BGP tracking can be used to adjust the interval between peer unreachability discovery and connection interruption. This suppresses BGP peer relationship flapping caused by route flapping and improves BGP network stability.
BGP can be configured to detect peer relationship status changes in order to implement rapid BGP convergence. BFD, however, needs to be configured on the entire network, and has poor extensibility. If BFD cannot be deployed on a device to detect BGP peer relationship status, BGP tracking can be enabled on the device to quickly detect link or peer unreachability, implementing rapid network convergence.
bgp { as-number-plain | as-number-dot }
peer { group-name | ipv4-address } tracking [ delay delay-time ]
By default, BGP peer tracking is disabled.
ipv4-address specifies the address of a peer. group-name specifies the name of a peer group.

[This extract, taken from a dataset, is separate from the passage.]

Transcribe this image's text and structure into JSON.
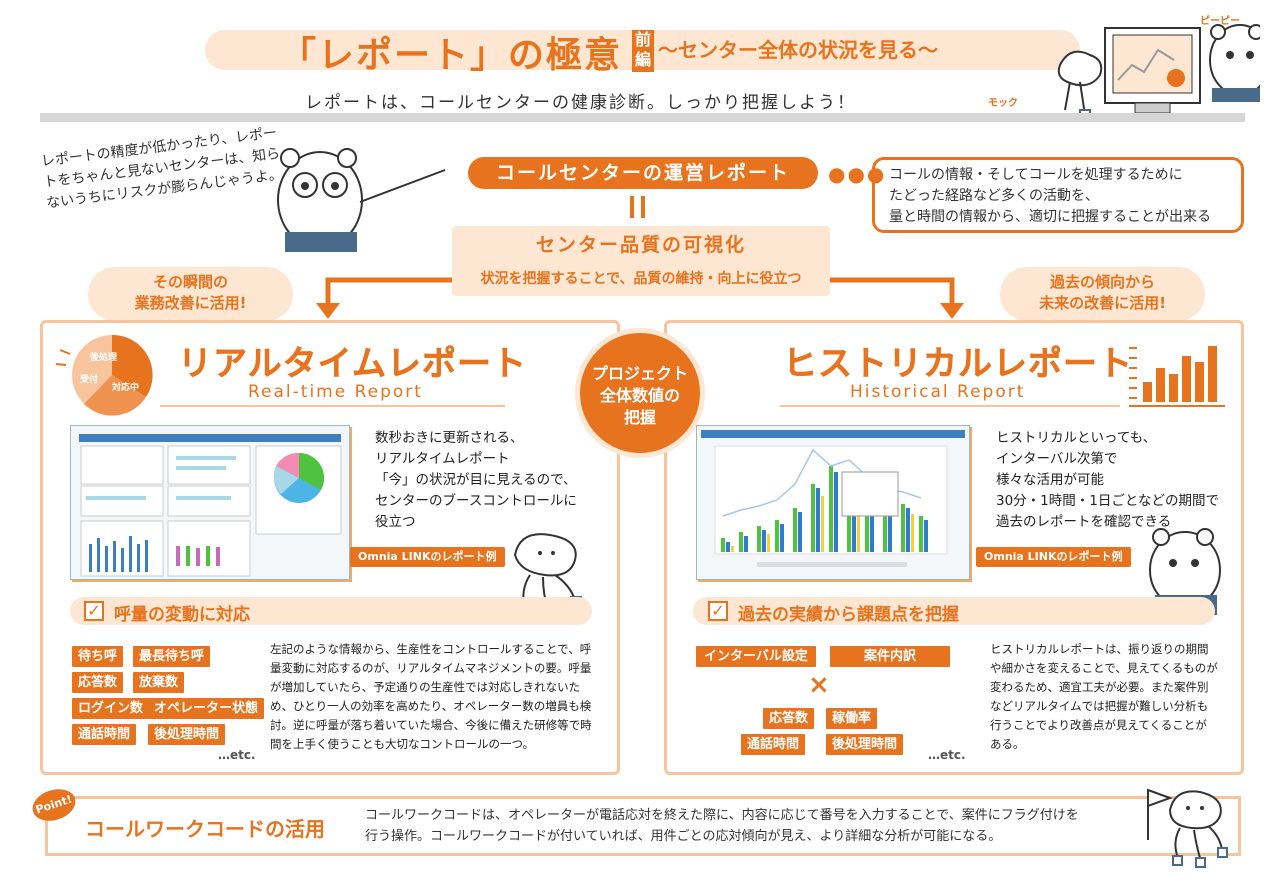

BGP tracking configured on a peer takes precedence over BGP peer tracking configured on the peer group of this peer.
If delay-time is not specified, the default delay (0 seconds) is used. This means that a BGP device tears down the connection with a peer immediately after detecting the peer unreachable.
A proper delay-time value can ensure network stability.
If an IBGP peer relationship is established based on an IGP route, the delay-time values set on BGP peers must be greater than the IGP route convergence time. Otherwise, if IGP route flapping occurs, the BGP peer relationship will be interrupted before network convergence is complete.
IGP GR is configured and a BGP peer relationship is established based on an IGP route. If a device becomes faulty and performs an active/standby switchover, the IGP will not delete routes received by the device. As a result, the BGP peer relationship will not be interrupted, even through BGP tracking does not take effect.